The Good Life – Acts of Forgiveness

Forgiveness is something we all grapple with in one way or another. The U.S. songwriter Howard Dietz (1896-1983) surmised in 1953, “all the world is a stage,” to which I would supplement that one or more of life’s stock characters – the abusive parent, the backstabbing co-worker, the gossiping friend, the bullying boss or the unfaithful spouse – is bound to be hanging about in the shadowy backstage of each of our minds, waiting to play a part in our own personal tragicomedies. No matter how much we may wish to, we cannot simply write them out of the script.

When we take control of our own thoughts and emotions though, we give ourselves the opportunity to become the directors of our own lives. In this way, we can decide how much of the limelight of our precious days these noxious stereotypes will receive. Perhaps, if we’re capable of enough empathy and subtlety of thought, we will even be able to see that they are not really stereotypical villains at all, but characters just as complex, and every bit as heroic and buffoonish as ourselves. Like us, they are often playing parts not of their own choosing. Like Constance Ledbelly, the heroine of Ann-Marie McDonald’s (1988) play Goodnight Desdemona (Good Morning Juliet), by seeing things as they really are we can fulfill the role of one of Shakespeare’s wise fools, able to creatively transform tragedy into comedy and lead a better life.
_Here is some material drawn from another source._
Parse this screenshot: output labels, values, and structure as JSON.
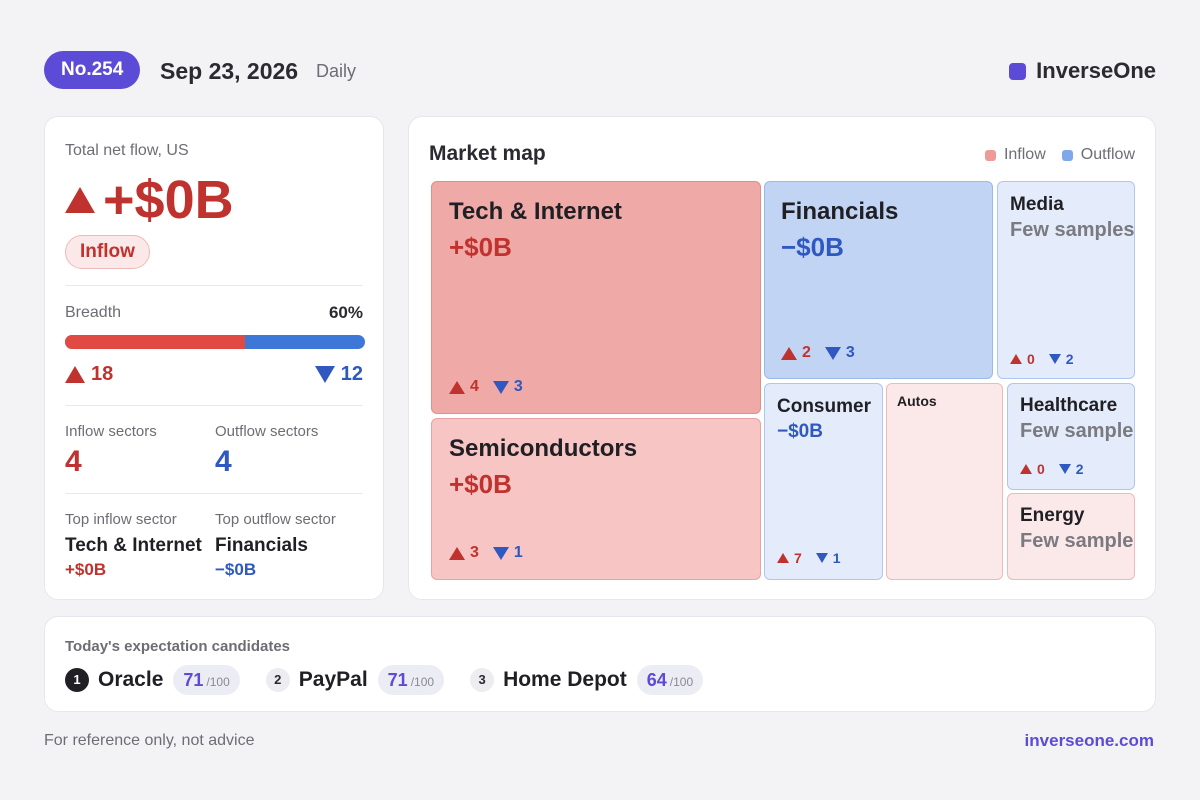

In Paul Thomas Anderson’s film Magnolia, one of the characters, a police officer, talks about the difficulty of making judgements about others. Being a cop, he finds that he necessarily splits the world up into three categories: people who need to be given a helping hand, people who need to be forgiven, and people who need to be put in jail. Deciding who should be forgiven, he says, is the hardest part of the job and in fact, “the hardest part of walking down the street.”

But what if we choose not to make those judgements? What if we choose to grant a general emotional amnesty to everyone that we feel has ever wronged us? Surely, that would simplify things and let us direct our energies into more valuable pursuits. After all, most of us don’t have to carry a badge, a gun and a pair of handcuffs, even metaphorically. Everybody ultimately creates his or her own destiny in this life. Just as the good will be rewarded without our intervention, the truly destructive and malevolent will build and inhabit their own cages without us having to act as enforcers and prison guards.

Forgiving does not mean forgetting, and it certainly doesn’t mean that we have to maintain a relationship with those who have done us wrong. It just means that we need to free those individuals from our consciousness, set them loose to look after themselves, so that we can concentrate on what really does matter, and those who are worth the energy and effort.

References

Anderson, Paul Thomas (Director) (1999) Magnolia [Film]. New Line Cinema.
Dietz, Howard (Songwriter) and Arthur Schwartz (Composer) (1953). That’s Entertainment [Song]. The Band Wagon. Chappell and Company.
MacDonald, Ann-Marie (1988). Goodnight Desdemona (Good Morning Juliet) [Play].